Каркуша почувствовала, с каким трудом дается Веронике каждое слово. Фразы получились какими-то резкими, отрывистыми.

– Надо же, какая редкая специальность! – не смогла сдержать восхищения Каркуша. – Понятно теперь, почему она всю себя работе отдает…

– Да ничего тебе не понятно, – нахмурилась Вероника. – Нет на свете такой работы, ради которой можно забыть самых близких людей! Нет и быть не может! А если уж ты такой работоголик и фанатик, то нечего было детей рожать. Согласна?

– Нет, не согласна, – замотала головой Каркуша. Она привыкла всегда говорить только то, что думает. И потом, почему-то сейчас ей стало вдруг ужасно жаль Вероникину маму, которая посвятила себя такому благородному делу, как служение людям. – Твоя мать спасает людям жизни, она, наверное, вообще света белого не видит… Потому что такая работа требует невероятной концентрации сил… Я смотрела недавно по телевизору репортаж о нейрохирургах. Да ты гордиться должна, что у тебя такая мама… Представляю, как ей должно быть обидно, что родная дочь ее не понимает!

– Кать… – Вероника подняла на Каркушу заблестевшие от слез глаза. – Пожалуйста, не суди о том, чего не знаешь. Я вообще о другом хотела тебе рассказать.

– Рассказывай, – пожала плечами Каркуша. В эту секунду она поняла вдруг, что в замечании Вероники, в котором сквозил упрек, есть определенная доля справедливости. Ведь она, Каркуша, действительно ничего не знает об их взаимоотношениях, а если будет и дальше лезть в бутылку, то никогда и не узнает ничего. – Извини, – пробубнила она себе под нос и повторила: – Рассказывай.

– Я потому хочу тебе об этом рассказать, чтобы ты не думала, что я ненормальная… Это все по поводу мишки… В общем, Паша моя не всегда была такой, какой стала. Было время, когда она вообще месяцами без работы сидела, уборщицей в продуктовом магазине работала, подъезды мыла, я помогала ей…

– Как такое может быть? – округлила глаза Каркуша. – С такой-то профессией!

– Не перебивай, – мягко попросила Вероника и добавила тихо: – В жизни еще и не такое случается. Так вот… В то время мы с ней подолгу гуляли. Бывало, приду из школы, она меня покормит на скорую руку и говорит: «Лавочка, пойдем побродим». А мы тогда в коммуналке жили на Мойке…

– Так ты из Питера? – так и подпрыгнула на табуретке Каркуша.

– Ну да, – кивнула Вероника. – Из Питера. Короче, жили мы с Пашей и Снежком в огромной коммуналке. Семеро соседей, представляешь, общая кухня, один туалет, у каждого свой выключатель, туалетную бумагу в комнате отматывали… Ну ладно, не об этом речь…

– А теперь у вас что, другая квартира? – снова влезла с вопросом Катя.
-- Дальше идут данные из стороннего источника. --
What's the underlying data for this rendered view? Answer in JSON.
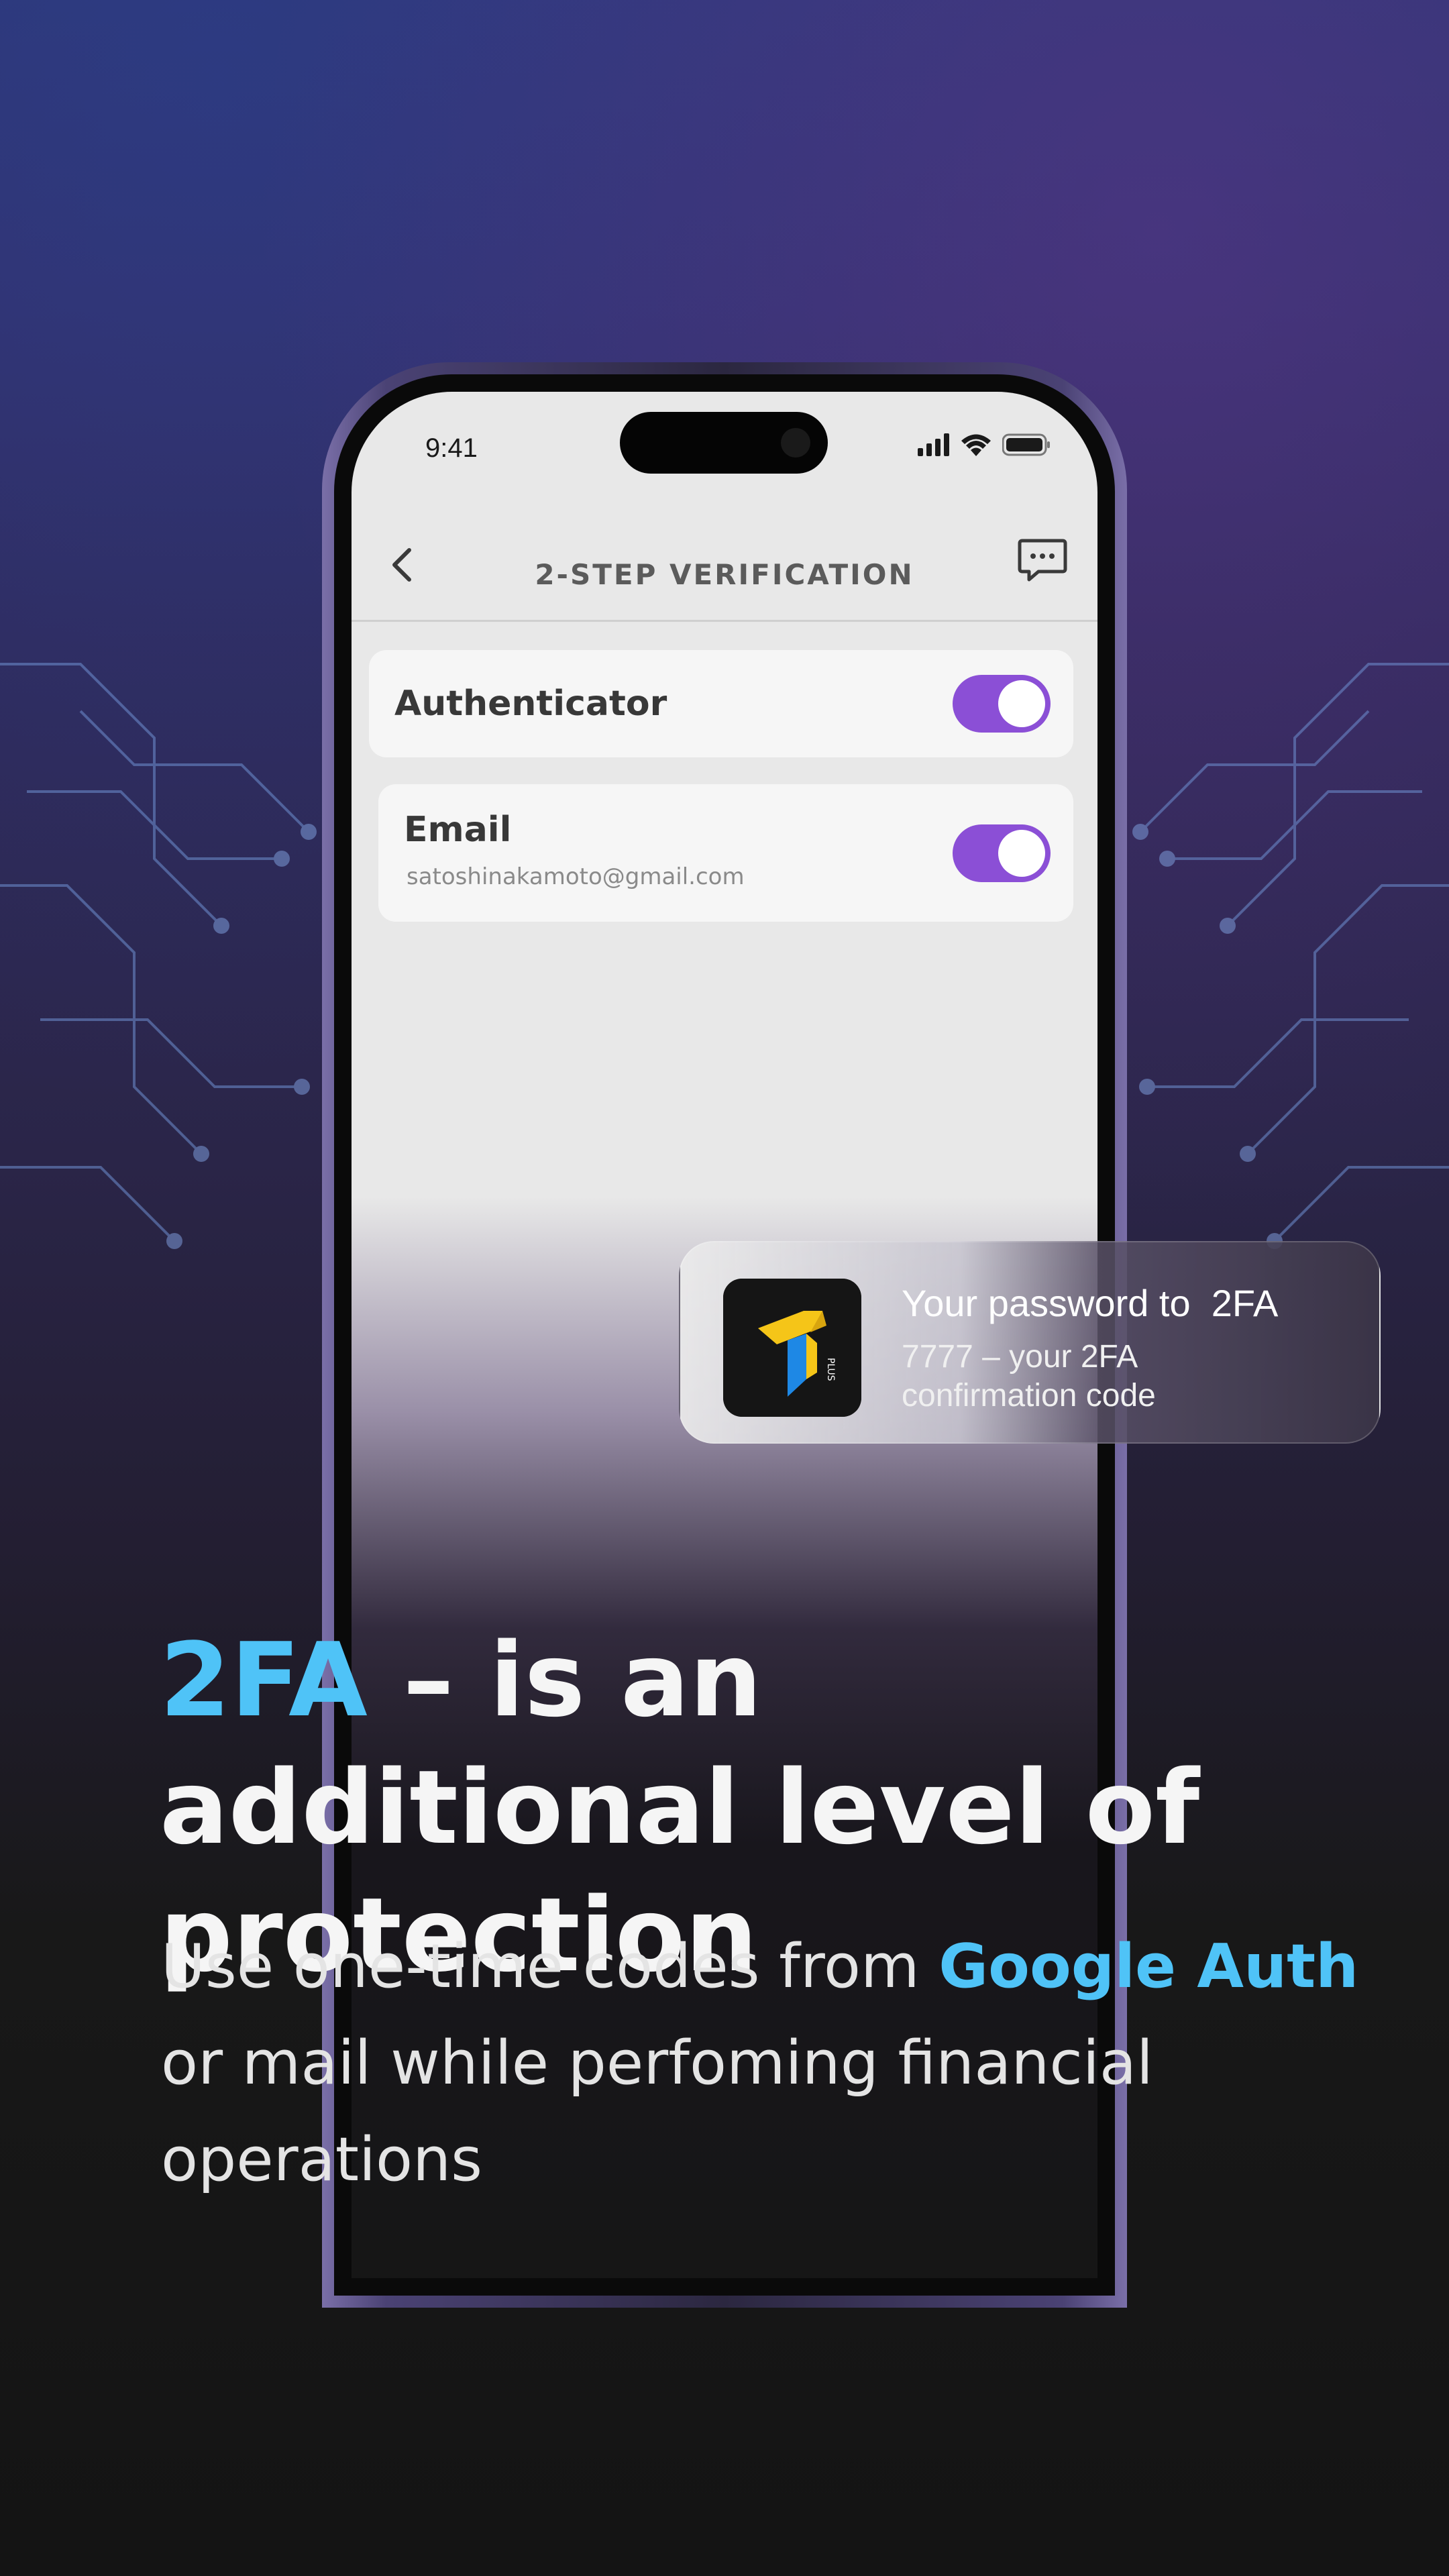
{
  "status_bar": {
    "time": "9:41"
  },
  "nav": {
    "title": "2-STEP VERIFICATION"
  },
  "settings": {
    "authenticator": {
      "label": "Authenticator",
      "enabled": true
    },
    "email": {
      "label": "Email",
      "address": "satoshinakamoto@gmail.com",
      "enabled": true
    }
  },
  "notification": {
    "title": "Your password to  2FA",
    "body": "7777 – your 2FA confirmation code",
    "icon": "t-plus-app-icon",
    "icon_text": "PLUS"
  },
  "headline": {
    "accent": "2FA",
    "rest": " – is an additional level of protection"
  },
  "subtext": {
    "part1": "Use one-time codes from ",
    "accent": "Google Auth",
    "part2": " or mail while perfoming financial operations"
  },
  "colors": {
    "accent": "#4fc3f7",
    "toggle": "#8b4fd6"
  }
}
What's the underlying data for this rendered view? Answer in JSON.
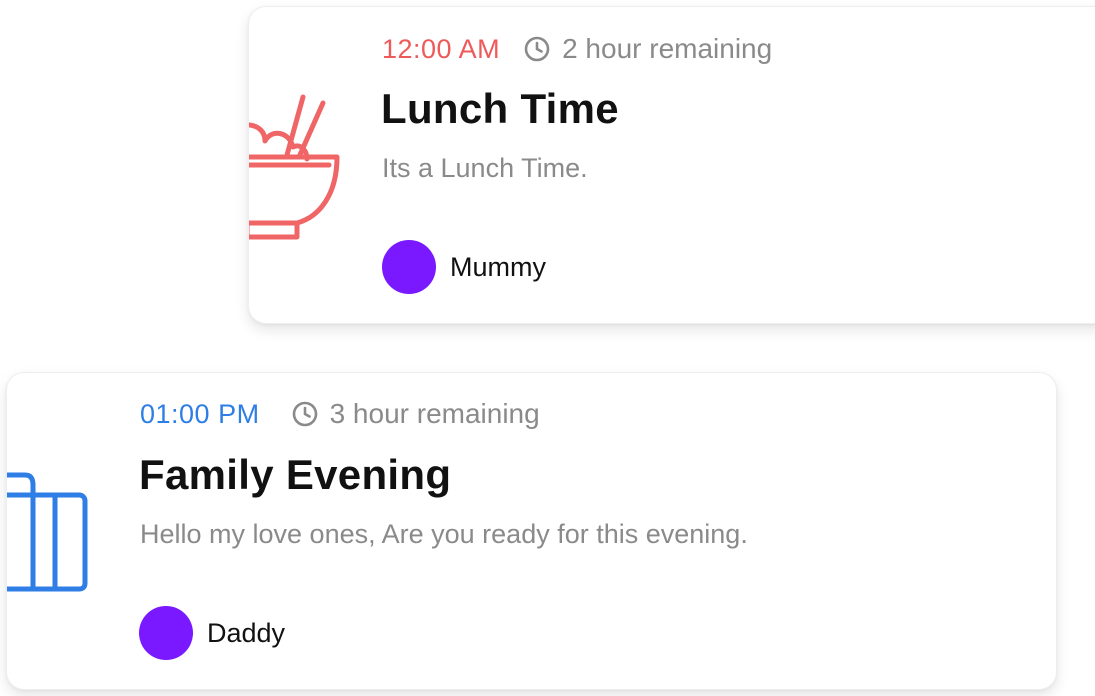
{
  "colors": {
    "lunch_accent": "#ee5a5a",
    "family_accent": "#2f7ee6",
    "avatar": "#7a18ff",
    "muted_text": "#8a8a8a"
  },
  "events": [
    {
      "time": "12:00 AM",
      "remaining": "2 hour remaining",
      "title": "Lunch Time",
      "description": "Its a Lunch Time.",
      "person": "Mummy",
      "icon": "rice-bowl-chopsticks-icon"
    },
    {
      "time": "01:00 PM",
      "remaining": "3 hour remaining",
      "title": "Family Evening",
      "description": "Hello my love ones, Are you ready for this evening.",
      "person": "Daddy",
      "icon": "briefcase-icon"
    }
  ]
}
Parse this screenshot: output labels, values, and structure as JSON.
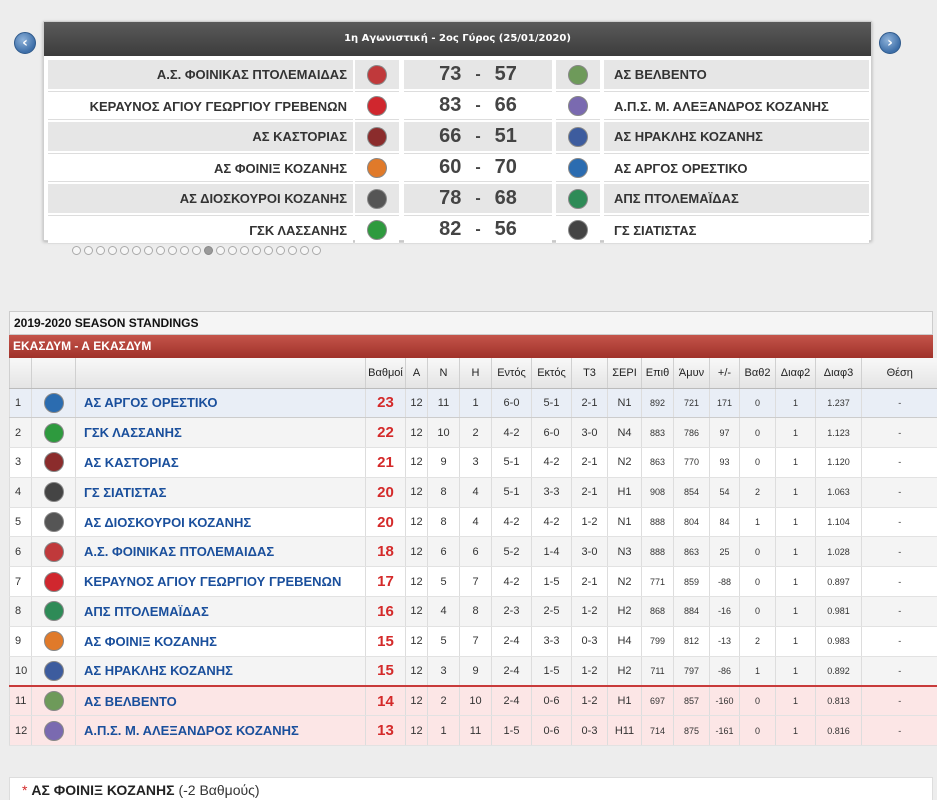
{
  "round": {
    "title": "1η Αγωνιστική - 2ος Γύρος (25/01/2020)"
  },
  "nav": {
    "prev_icon": "‹",
    "next_icon": "›"
  },
  "dots_count": 21,
  "dots_active": 11,
  "matches": [
    {
      "home": "Α.Σ. ΦΟΙΝΙΚΑΣ ΠΤΟΛΕΜΑΙΔΑΣ",
      "home_score": "73",
      "sep": "-",
      "away_score": "57",
      "away": "ΑΣ ΒΕΛΒΕΝΤΟ",
      "home_color": "#c0393b",
      "away_color": "#6e9a5a"
    },
    {
      "home": "ΚΕΡΑΥΝΟΣ ΑΓΙΟΥ ΓΕΩΡΓΙΟΥ ΓΡΕΒΕΝΩΝ",
      "home_score": "83",
      "sep": "-",
      "away_score": "66",
      "away": "Α.Π.Σ. Μ. ΑΛΕΞΑΝΔΡΟΣ ΚΟΖΑΝΗΣ",
      "home_color": "#d0272e",
      "away_color": "#7a6ab0"
    },
    {
      "home": "ΑΣ ΚΑΣΤΟΡΙΑΣ",
      "home_score": "66",
      "sep": "-",
      "away_score": "51",
      "away": "ΑΣ ΗΡΑΚΛΗΣ ΚΟΖΑΝΗΣ",
      "home_color": "#8b2c2c",
      "away_color": "#3d5c9e"
    },
    {
      "home": "ΑΣ ΦΟΙΝΙΞ ΚΟΖΑΝΗΣ",
      "home_score": "60",
      "sep": "-",
      "away_score": "70",
      "away": "ΑΣ ΑΡΓΟΣ ΟΡΕΣΤΙΚΟ",
      "home_color": "#e07a2a",
      "away_color": "#2b6cb0"
    },
    {
      "home": "ΑΣ ΔΙΟΣΚΟΥΡΟΙ ΚΟΖΑΝΗΣ",
      "home_score": "78",
      "sep": "-",
      "away_score": "68",
      "away": "ΑΠΣ ΠΤΟΛΕΜΑΪΔΑΣ",
      "home_color": "#555555",
      "away_color": "#2e8b57"
    },
    {
      "home": "ΓΣΚ ΛΑΣΣΑΝΗΣ",
      "home_score": "82",
      "sep": "-",
      "away_score": "56",
      "away": "ΓΣ ΣΙΑΤΙΣΤΑΣ",
      "home_color": "#2e9a3e",
      "away_color": "#444444"
    }
  ],
  "standings": {
    "title": "2019-2020 SEASON STANDINGS",
    "group": "ΕΚΑΣΔΥΜ - Α ΕΚΑΣΔΥΜ",
    "headers": [
      "",
      "",
      "",
      "Βαθμοί",
      "Α",
      "Ν",
      "Η",
      "Εντός",
      "Εκτός",
      "Τ3",
      "ΣΕΡΙ",
      "Επιθ",
      "Άμυν",
      "+/-",
      "Βαθ2",
      "Διαφ2",
      "Διαφ3",
      "Θέση"
    ],
    "rows": [
      {
        "pos": "1",
        "team": "ΑΣ ΑΡΓΟΣ ΟΡΕΣΤΙΚΟ",
        "color": "#2b6cb0",
        "pts": "23",
        "a": "12",
        "n": "11",
        "h": "1",
        "home": "6-0",
        "away": "5-1",
        "t3": "2-1",
        "seri": "N1",
        "epith": "892",
        "amyn": "721",
        "diff": "171",
        "vath2": "0",
        "diaf2": "1",
        "diaf3": "1.237",
        "thesi": "-"
      },
      {
        "pos": "2",
        "team": "ΓΣΚ ΛΑΣΣΑΝΗΣ",
        "color": "#2e9a3e",
        "pts": "22",
        "a": "12",
        "n": "10",
        "h": "2",
        "home": "4-2",
        "away": "6-0",
        "t3": "3-0",
        "seri": "N4",
        "epith": "883",
        "amyn": "786",
        "diff": "97",
        "vath2": "0",
        "diaf2": "1",
        "diaf3": "1.123",
        "thesi": "-"
      },
      {
        "pos": "3",
        "team": "ΑΣ ΚΑΣΤΟΡΙΑΣ",
        "color": "#8b2c2c",
        "pts": "21",
        "a": "12",
        "n": "9",
        "h": "3",
        "home": "5-1",
        "away": "4-2",
        "t3": "2-1",
        "seri": "N2",
        "epith": "863",
        "amyn": "770",
        "diff": "93",
        "vath2": "0",
        "diaf2": "1",
        "diaf3": "1.120",
        "thesi": "-"
      },
      {
        "pos": "4",
        "team": "ΓΣ ΣΙΑΤΙΣΤΑΣ",
        "color": "#444444",
        "pts": "20",
        "a": "12",
        "n": "8",
        "h": "4",
        "home": "5-1",
        "away": "3-3",
        "t3": "2-1",
        "seri": "H1",
        "epith": "908",
        "amyn": "854",
        "diff": "54",
        "vath2": "2",
        "diaf2": "1",
        "diaf3": "1.063",
        "thesi": "-"
      },
      {
        "pos": "5",
        "team": "ΑΣ ΔΙΟΣΚΟΥΡΟΙ ΚΟΖΑΝΗΣ",
        "color": "#555555",
        "pts": "20",
        "a": "12",
        "n": "8",
        "h": "4",
        "home": "4-2",
        "away": "4-2",
        "t3": "1-2",
        "seri": "N1",
        "epith": "888",
        "amyn": "804",
        "diff": "84",
        "vath2": "1",
        "diaf2": "1",
        "diaf3": "1.104",
        "thesi": "-"
      },
      {
        "pos": "6",
        "team": "Α.Σ. ΦΟΙΝΙΚΑΣ ΠΤΟΛΕΜΑΙΔΑΣ",
        "color": "#c0393b",
        "pts": "18",
        "a": "12",
        "n": "6",
        "h": "6",
        "home": "5-2",
        "away": "1-4",
        "t3": "3-0",
        "seri": "N3",
        "epith": "888",
        "amyn": "863",
        "diff": "25",
        "vath2": "0",
        "diaf2": "1",
        "diaf3": "1.028",
        "thesi": "-"
      },
      {
        "pos": "7",
        "team": "ΚΕΡΑΥΝΟΣ ΑΓΙΟΥ ΓΕΩΡΓΙΟΥ ΓΡΕΒΕΝΩΝ",
        "color": "#d0272e",
        "pts": "17",
        "a": "12",
        "n": "5",
        "h": "7",
        "home": "4-2",
        "away": "1-5",
        "t3": "2-1",
        "seri": "N2",
        "epith": "771",
        "amyn": "859",
        "diff": "-88",
        "vath2": "0",
        "diaf2": "1",
        "diaf3": "0.897",
        "thesi": "-"
      },
      {
        "pos": "8",
        "team": "ΑΠΣ ΠΤΟΛΕΜΑΪΔΑΣ",
        "color": "#2e8b57",
        "pts": "16",
        "a": "12",
        "n": "4",
        "h": "8",
        "home": "2-3",
        "away": "2-5",
        "t3": "1-2",
        "seri": "H2",
        "epith": "868",
        "amyn": "884",
        "diff": "-16",
        "vath2": "0",
        "diaf2": "1",
        "diaf3": "0.981",
        "thesi": "-"
      },
      {
        "pos": "9",
        "team": "ΑΣ ΦΟΙΝΙΞ ΚΟΖΑΝΗΣ",
        "color": "#e07a2a",
        "pts": "15",
        "a": "12",
        "n": "5",
        "h": "7",
        "home": "2-4",
        "away": "3-3",
        "t3": "0-3",
        "seri": "H4",
        "epith": "799",
        "amyn": "812",
        "diff": "-13",
        "vath2": "2",
        "diaf2": "1",
        "diaf3": "0.983",
        "thesi": "-"
      },
      {
        "pos": "10",
        "team": "ΑΣ ΗΡΑΚΛΗΣ ΚΟΖΑΝΗΣ",
        "color": "#3d5c9e",
        "pts": "15",
        "a": "12",
        "n": "3",
        "h": "9",
        "home": "2-4",
        "away": "1-5",
        "t3": "1-2",
        "seri": "H2",
        "epith": "711",
        "amyn": "797",
        "diff": "-86",
        "vath2": "1",
        "diaf2": "1",
        "diaf3": "0.892",
        "thesi": "-"
      },
      {
        "pos": "11",
        "team": "ΑΣ ΒΕΛΒΕΝΤΟ",
        "color": "#6e9a5a",
        "pts": "14",
        "a": "12",
        "n": "2",
        "h": "10",
        "home": "2-4",
        "away": "0-6",
        "t3": "1-2",
        "seri": "H1",
        "epith": "697",
        "amyn": "857",
        "diff": "-160",
        "vath2": "0",
        "diaf2": "1",
        "diaf3": "0.813",
        "thesi": "-"
      },
      {
        "pos": "12",
        "team": "Α.Π.Σ. Μ. ΑΛΕΞΑΝΔΡΟΣ ΚΟΖΑΝΗΣ",
        "color": "#7a6ab0",
        "pts": "13",
        "a": "12",
        "n": "1",
        "h": "11",
        "home": "1-5",
        "away": "0-6",
        "t3": "0-3",
        "seri": "H11",
        "epith": "714",
        "amyn": "875",
        "diff": "-161",
        "vath2": "0",
        "diaf2": "1",
        "diaf3": "0.816",
        "thesi": "-"
      }
    ]
  },
  "note": {
    "star": "*",
    "team": "ΑΣ ΦΟΙΝΙΞ ΚΟΖΑΝΗΣ",
    "penalty": "(-2 Βαθμούς)"
  }
}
– Что ты! – всплеснула руками Вероника. – Сто пятьдесят квадратных метров, на Васильевском, джакузи, все дела, в кухне пол с подогревом, евроремонт…

– Неужели нейрохирурги так много зарабатывают? – уже в который раз перебила Каркуша.

– Я же тебе говорю, – раздраженно махнула рукой Вероника, – дела у моей Пашутки резко в гору пошли. Нет, похоже, я не смогу до сути добраться, – сказала она, хлопнув ладошкой по столу.

– Ну все, все, молчу! – поспешила заверить ее Катя. – Больше ни разу не перебью, вот увидишь. Ты остановилась на коммуналке.

– Ну да… Но рассказать-то я тебе хотела про наши прогулки. Короче, в Питере можно часами по улицам бродить, и скучно не будет. А Паша, она еще так интересно обо всем рассказывает. Мне казалось тогда, нет такой улицы в городе, которой бы она не знала. А Питер – это же вообще огромный музей под открытым небом.